In the wake of internet pioneer Aaron Swartz’s suicide after illegally downloading 4.8 million journal articles from the online database JSTOR and the federal government’s decision Feb. 22 to make all taxpayer-funded federal research available to the public within one year of publication, it is clear that open access to information is a national issue.
This situation has increasing importance for colleges and universities as the cost of academic materials continues to rise. As communities charged with educating and preparing the next generation of American leaders, it is critical that GW and its professors shape this national debate by siding with open access.
It’s up to universities like GW and their faculty to play a role in making research available outside academic circles so society can benefit from new knowledge and discoveries.
There are a number of obstacles that prevent universities like GW from providing free access to information, including publishers of academic journals and university professors themselves.
Unfortunately, publishers maintain a virtual monopoly on information.
And price-fixing on the part of the publishing industry has made an impact on colleges and universities across the country.
Even Harvard University has felt the high cost of information. According to a memo released by the Harvard Faculty Advisory Council last April, the two most expensive journals have increased the price for individual access to articles by over 145 percent over the preceding six years, prompting the traditionally plutocratic college to call the pricing situation for academic journals “untenable.”

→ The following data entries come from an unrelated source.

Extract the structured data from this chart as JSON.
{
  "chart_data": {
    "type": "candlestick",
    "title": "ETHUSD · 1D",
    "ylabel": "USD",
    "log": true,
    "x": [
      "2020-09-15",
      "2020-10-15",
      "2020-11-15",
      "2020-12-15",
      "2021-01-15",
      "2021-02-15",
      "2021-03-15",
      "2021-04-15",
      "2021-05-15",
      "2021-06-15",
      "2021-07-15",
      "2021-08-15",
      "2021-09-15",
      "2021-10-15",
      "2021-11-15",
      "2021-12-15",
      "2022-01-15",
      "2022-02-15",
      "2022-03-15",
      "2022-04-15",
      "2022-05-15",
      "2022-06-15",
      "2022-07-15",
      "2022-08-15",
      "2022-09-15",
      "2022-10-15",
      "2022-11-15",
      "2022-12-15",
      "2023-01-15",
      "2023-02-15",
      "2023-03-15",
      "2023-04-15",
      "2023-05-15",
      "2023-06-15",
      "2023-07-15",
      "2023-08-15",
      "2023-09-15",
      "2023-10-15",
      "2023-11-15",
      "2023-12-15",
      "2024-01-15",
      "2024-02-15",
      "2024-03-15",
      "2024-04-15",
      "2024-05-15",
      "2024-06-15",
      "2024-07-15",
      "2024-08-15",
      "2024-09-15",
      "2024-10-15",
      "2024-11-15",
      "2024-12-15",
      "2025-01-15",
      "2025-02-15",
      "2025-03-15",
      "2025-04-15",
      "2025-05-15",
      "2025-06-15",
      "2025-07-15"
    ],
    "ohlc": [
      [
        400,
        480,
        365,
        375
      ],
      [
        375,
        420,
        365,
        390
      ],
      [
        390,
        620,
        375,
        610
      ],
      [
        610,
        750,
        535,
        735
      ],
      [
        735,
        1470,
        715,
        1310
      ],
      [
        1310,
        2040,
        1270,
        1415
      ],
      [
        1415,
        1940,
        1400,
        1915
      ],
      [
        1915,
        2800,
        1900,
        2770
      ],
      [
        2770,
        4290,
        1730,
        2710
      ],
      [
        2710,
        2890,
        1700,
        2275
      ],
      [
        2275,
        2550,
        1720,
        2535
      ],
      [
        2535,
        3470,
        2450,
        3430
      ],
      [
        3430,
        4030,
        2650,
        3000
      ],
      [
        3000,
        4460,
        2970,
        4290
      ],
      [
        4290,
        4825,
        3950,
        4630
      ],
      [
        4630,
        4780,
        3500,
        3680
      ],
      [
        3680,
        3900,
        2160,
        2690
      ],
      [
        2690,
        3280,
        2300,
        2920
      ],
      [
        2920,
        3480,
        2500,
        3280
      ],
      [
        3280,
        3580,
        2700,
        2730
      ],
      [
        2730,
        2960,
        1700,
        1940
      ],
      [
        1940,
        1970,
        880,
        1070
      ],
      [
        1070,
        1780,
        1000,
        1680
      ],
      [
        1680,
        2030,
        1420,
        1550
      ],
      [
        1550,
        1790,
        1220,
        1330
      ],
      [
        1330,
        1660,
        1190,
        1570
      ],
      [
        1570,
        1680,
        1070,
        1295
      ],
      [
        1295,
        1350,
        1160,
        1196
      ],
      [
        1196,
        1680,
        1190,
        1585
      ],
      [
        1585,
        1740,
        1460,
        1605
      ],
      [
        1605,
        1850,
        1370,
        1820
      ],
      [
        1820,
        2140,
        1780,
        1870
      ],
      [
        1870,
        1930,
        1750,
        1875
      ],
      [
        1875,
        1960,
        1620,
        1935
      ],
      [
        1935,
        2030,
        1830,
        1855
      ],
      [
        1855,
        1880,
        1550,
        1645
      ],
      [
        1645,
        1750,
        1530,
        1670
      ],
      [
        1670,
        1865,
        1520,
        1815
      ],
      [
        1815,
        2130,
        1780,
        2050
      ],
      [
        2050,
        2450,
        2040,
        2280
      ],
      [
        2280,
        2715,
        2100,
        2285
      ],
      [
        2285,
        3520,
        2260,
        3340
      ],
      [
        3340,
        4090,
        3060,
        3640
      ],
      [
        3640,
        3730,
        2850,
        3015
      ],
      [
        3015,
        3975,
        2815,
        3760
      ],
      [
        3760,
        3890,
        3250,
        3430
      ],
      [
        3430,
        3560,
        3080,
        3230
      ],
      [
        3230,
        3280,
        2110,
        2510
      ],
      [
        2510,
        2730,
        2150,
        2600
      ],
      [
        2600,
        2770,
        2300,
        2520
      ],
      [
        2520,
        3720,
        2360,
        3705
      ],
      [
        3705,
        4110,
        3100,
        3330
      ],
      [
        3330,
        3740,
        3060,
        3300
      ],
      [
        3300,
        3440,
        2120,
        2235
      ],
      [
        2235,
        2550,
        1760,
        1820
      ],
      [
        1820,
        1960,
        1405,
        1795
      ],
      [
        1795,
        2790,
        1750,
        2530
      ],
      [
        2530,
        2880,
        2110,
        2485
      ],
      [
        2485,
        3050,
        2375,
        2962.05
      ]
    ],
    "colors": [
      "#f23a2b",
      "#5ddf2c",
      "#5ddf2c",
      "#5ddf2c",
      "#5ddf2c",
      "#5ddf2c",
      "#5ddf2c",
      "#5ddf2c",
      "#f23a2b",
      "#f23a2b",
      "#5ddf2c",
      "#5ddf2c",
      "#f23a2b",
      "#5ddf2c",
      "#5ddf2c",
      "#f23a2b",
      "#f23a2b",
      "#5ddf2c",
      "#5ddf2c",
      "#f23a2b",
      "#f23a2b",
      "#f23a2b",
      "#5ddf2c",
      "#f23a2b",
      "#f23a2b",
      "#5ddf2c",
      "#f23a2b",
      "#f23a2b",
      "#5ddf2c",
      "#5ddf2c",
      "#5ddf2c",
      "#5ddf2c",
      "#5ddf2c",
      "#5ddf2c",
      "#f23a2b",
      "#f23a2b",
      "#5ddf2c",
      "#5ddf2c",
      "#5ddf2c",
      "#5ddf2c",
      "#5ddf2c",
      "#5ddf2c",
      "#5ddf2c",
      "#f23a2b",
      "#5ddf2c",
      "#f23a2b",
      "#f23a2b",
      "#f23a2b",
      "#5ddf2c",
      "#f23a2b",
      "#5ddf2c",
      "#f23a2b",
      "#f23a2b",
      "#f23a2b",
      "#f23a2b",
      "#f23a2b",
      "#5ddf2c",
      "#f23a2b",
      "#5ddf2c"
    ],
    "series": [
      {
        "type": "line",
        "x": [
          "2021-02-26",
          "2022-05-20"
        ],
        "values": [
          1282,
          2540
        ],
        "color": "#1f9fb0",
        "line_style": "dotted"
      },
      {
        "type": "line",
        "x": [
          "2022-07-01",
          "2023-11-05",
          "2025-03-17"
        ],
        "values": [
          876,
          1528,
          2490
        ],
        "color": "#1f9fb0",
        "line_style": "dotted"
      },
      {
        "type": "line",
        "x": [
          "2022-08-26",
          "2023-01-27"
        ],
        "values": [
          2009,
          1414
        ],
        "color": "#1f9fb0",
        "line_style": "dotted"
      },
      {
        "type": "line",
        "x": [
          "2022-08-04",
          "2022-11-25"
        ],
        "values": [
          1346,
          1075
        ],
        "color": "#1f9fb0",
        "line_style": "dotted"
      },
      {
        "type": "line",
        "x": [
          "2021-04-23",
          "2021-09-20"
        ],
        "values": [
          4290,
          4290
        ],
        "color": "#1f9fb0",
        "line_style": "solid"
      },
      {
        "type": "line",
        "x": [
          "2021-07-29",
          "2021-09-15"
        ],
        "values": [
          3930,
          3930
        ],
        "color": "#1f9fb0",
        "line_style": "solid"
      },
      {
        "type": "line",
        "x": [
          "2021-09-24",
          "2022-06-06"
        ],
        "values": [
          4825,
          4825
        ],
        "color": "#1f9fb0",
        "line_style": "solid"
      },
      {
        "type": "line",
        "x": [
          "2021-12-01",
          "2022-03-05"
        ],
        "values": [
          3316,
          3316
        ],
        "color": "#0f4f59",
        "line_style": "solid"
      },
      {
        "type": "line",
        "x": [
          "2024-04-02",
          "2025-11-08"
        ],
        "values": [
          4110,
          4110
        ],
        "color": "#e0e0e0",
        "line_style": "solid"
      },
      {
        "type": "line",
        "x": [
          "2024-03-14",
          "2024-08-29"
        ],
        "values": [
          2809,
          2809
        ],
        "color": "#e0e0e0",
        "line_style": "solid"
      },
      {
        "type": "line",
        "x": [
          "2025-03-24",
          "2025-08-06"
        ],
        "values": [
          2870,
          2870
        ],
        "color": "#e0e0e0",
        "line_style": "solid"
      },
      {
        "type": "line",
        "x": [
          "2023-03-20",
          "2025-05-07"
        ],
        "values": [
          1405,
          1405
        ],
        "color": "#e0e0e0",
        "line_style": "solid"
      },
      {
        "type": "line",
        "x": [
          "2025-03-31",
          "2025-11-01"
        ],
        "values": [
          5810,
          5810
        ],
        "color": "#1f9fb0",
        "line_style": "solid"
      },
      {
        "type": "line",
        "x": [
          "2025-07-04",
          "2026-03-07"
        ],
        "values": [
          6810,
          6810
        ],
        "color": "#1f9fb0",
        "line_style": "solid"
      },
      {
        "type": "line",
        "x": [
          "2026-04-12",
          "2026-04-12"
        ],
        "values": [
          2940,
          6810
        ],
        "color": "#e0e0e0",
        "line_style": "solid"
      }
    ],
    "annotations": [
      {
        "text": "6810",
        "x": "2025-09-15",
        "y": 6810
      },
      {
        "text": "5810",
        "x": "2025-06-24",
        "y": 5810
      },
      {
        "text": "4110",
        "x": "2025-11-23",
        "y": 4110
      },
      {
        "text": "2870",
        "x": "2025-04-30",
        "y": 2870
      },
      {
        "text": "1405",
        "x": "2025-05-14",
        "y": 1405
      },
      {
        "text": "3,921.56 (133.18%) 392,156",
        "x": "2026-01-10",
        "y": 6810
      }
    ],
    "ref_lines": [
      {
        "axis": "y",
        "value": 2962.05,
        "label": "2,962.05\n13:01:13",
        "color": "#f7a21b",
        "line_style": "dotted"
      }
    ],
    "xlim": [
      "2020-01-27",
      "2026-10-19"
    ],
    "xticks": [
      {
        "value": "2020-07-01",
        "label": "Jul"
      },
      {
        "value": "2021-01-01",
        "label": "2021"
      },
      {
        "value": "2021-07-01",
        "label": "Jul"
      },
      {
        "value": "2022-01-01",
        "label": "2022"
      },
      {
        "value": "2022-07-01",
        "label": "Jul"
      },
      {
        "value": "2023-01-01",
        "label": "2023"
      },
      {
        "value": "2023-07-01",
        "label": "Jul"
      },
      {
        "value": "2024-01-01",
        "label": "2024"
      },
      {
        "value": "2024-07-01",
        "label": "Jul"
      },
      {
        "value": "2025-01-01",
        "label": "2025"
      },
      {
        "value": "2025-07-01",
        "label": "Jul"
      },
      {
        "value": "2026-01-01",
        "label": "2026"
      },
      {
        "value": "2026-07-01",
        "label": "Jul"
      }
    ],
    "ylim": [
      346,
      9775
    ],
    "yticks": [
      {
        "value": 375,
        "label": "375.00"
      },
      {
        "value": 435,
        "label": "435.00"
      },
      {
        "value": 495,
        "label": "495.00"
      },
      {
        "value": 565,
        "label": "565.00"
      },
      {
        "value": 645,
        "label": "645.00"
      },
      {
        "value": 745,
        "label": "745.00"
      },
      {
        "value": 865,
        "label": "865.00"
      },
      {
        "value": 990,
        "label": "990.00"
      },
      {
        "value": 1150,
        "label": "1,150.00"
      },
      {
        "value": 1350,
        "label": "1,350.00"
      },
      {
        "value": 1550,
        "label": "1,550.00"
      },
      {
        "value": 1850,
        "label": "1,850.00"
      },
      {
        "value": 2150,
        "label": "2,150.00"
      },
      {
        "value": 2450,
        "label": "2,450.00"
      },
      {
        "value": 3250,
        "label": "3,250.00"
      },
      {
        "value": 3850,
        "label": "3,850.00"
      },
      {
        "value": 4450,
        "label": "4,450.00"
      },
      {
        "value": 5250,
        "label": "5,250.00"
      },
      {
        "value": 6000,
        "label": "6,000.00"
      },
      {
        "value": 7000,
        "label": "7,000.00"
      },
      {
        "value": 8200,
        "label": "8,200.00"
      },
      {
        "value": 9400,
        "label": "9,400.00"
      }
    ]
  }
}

If Harvard – with an endowment of more than $30 billion – is feeling the constraint of journal costs, then imagine the financial hardship for a university like GW, with a comparatively paltry endowment of $1.3 billion.
Daniel Chudnov, director of scholarly technology at Gelman Library, said the problem is one that GW will have to contend with in the very near future.
“The pressure to pay more and more when we know that the biggest publishers are reaping very high profit margins…something’s gotta give,” he told me.
The inevitable question is how colleges and universities should move forward. Some responsibility falls on publishing companies, which must stop increasing their costs. But realistically, that probably won’t happen anytime soon.
The answer must come from professors, some of whom are hesitant to put their research online for free.
“Most professors have careers, and they are trying to advance in their careers. And that includes getting tenure. Where they publish is very important, and they are always looking to publish in selective journals,” Charles Garris, an engineering professor and chairman of the Faculty Senate Committee on Professional Ethics and Academic Freedom, said in an interview.
Traditionally, the tenure system rewards professors who publish frequently and looks skeptically on the idea of open-access scholarship.
Information that can be acquired and proliferated at little-to-no-cost is viewed as being somehow inferior, though there are thousands of open-access journals.
But if the purpose of higher education is to empower as many people as possible with knowledge, making information free is something professors have a responsibility to do.
“There’s nothing inherently wrong with publishing for profit. But it’s limiting our options dramatically and restricting our ability to share information back on our campus,” Chudnov said.
Tenured professors must make a concerted, coordinated effort to make more of their research free and open to the public at large.
For many in academia, this might be an unwelcome culture shift. But increasing access to information can only benefit researchers by sharing the results of their painstaking work with a wider group of readers.
Trevor Marsden is a junior majoring in philosophy.